ASR Algorithms & Theory

About 2343 wordsAbout 8 min

2026-03-21

How modern ASR systems work under the hood — from raw audio to text tokens. Understanding the theory helps you choose the right model, tune for accuracy, and debug when transcription goes wrong.

Audio Feature Extraction

Before any model sees the audio, it is converted into a 2D feature representation.

From Waveform to Log-Mel Spectrogram

Raw audio (waveform)
        │
        ▼  Short-Time Fourier Transform (STFT)
Spectrogram (frequency × time)
        │
        ▼  Mel filterbank (compress to human auditory scale)
Mel Spectrogram
        │
        ▼  log()
Log-Mel Spectrogram  ← what the neural network sees

Key parameters:

Parameter	Whisper Default	Meaning
Sample rate	16,000 Hz	Audio sampling frequency
Window size (n_fft)	400 samples (25ms)	FFT window length
Hop length	160 samples (10ms)	Step between windows
Mel bins (n_mels)	80	Number of Mel filterbank channels
Max audio	30 seconds	Whisper processes in 30s windows

Pre-emphasis Filter

Before feature extraction, a high-pass pre-emphasis filter boosts high frequencies to compensate for the natural roll-off of voiced speech and improve feature quality:

\hat{x}[n] = x[n] - \alpha \cdot x[n-1], \quad \alpha \approx 0.97

import numpy as np

def preemphasis(signal: np.ndarray, coeff: float = 0.97) -> np.ndarray:
    return np.append(signal[0], signal[1:] - coeff * signal[:-1])

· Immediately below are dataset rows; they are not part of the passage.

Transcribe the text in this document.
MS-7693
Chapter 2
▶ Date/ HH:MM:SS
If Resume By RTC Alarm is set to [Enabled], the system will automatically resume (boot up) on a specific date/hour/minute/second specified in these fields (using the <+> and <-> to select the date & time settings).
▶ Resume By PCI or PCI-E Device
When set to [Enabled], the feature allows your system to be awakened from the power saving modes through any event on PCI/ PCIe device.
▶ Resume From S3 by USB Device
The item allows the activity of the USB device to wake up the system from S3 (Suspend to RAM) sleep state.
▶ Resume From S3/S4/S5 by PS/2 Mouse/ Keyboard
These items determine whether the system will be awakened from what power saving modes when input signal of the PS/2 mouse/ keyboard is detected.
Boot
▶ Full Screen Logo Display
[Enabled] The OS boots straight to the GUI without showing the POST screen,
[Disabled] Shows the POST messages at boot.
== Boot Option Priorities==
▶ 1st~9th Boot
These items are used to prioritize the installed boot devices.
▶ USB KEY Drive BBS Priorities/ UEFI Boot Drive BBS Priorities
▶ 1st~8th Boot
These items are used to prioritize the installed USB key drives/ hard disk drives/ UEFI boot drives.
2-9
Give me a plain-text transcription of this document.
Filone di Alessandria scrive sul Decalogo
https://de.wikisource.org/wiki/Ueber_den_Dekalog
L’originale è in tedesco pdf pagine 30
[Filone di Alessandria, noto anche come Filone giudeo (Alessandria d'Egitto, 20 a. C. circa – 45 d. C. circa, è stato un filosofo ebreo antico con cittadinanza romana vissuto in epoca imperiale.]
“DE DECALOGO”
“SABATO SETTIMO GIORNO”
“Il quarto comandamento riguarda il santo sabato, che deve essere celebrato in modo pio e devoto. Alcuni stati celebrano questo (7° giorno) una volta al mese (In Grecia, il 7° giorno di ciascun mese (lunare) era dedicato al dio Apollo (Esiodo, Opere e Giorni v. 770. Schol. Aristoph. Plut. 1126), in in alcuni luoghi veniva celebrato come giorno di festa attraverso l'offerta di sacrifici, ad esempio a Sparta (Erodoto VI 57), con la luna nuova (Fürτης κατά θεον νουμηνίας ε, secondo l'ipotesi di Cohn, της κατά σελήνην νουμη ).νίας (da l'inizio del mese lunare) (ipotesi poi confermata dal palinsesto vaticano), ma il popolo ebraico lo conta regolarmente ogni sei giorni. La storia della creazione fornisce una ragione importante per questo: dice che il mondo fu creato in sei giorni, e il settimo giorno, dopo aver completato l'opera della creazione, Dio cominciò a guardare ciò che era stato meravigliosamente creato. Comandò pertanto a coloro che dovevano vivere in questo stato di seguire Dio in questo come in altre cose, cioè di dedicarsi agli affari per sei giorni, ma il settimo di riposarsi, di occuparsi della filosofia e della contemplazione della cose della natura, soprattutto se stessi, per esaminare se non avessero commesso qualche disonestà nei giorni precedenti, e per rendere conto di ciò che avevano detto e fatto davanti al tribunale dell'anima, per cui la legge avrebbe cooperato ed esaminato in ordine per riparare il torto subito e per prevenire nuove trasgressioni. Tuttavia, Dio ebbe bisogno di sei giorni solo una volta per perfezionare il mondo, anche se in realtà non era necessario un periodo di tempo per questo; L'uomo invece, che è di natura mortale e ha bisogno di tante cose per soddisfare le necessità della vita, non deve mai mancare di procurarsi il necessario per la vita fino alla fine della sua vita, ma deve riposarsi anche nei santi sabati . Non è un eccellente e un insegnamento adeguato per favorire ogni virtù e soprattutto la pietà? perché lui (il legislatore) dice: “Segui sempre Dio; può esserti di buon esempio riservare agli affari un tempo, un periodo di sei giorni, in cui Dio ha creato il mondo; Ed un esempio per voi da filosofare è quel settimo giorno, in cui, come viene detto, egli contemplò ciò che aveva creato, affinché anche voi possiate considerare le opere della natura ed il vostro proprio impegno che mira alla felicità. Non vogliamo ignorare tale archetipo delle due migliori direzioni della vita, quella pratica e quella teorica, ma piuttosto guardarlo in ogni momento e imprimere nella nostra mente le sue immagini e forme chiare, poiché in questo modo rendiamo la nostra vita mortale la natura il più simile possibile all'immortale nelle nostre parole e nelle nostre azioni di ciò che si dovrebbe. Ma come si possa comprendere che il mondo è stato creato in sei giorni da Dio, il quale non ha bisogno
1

Short-Time Fourier Transform (STFT)

The STFT slides a window over the signal and computes the DFT at each position, producing a time-frequency representation:

X[n, k] = \sum_{m=0}^{N-1} x[m + nH] \cdot w[m] \cdot e^{-j 2\pi k m / N}

where:

$n$ = frame index, $k$ = frequency bin
$H$ = hop length (160 samples = 10ms at 16kHz)
$N$ = FFT window size (400 samples = 25ms at 16kHz)
$w[m]$ = Hann window: $w[m] = 0.5\left(1 - \cos\!\left(\frac{2\pi m}{N-1}\right)\right)$

The magnitude spectrogram is $|X[n, k]|^2$ (power spectrogram).

Mel Scale and Filterbank

The Mel scale maps linear Hz to a perceptual scale:

m = 2595 \log_{10}\!\left(1 + \frac{f}{700}\right) \qquad f = 700\left(10^{m/2595} - 1\right)

A bank of $M$ triangular filters (default $M = 80$ ) is applied to the power spectrogram. Filter $j$ has center at Mel frequency $m_j$ :

S[n, j] = \sum_{k} |X[n, k]|^2 \cdot H_j[k]

Human hearing is logarithmic and more sensitive to lower frequencies. The Mel scale warps the frequency axis to match human perception, and the log transform compresses the dynamic range. This makes features more robust to volume changes.

\text{Log-Mel}[n, j] = \log\!\left(S[n, j] + \epsilon\right), \quad \epsilon \approx 10^{-10}

import librosa
import numpy as np

def extract_log_mel(audio: np.ndarray, sr: int = 16000,
                    n_mels: int = 80, n_fft: int = 400,
                    hop_length: int = 160) -> np.ndarray:
    """Compute log-mel spectrogram matching Whisper's pre-processing."""
    audio = preemphasis(audio)
    mel = librosa.feature.melspectrogram(
        y=audio, sr=sr,
        n_mels=n_mels, n_fft=n_fft, hop_length=hop_length,
        window="hann", center=True, pad_mode="reflect",
    )
    log_mel = np.log(mel + 1e-10)
    return log_mel  # shape: (n_mels, time_frames)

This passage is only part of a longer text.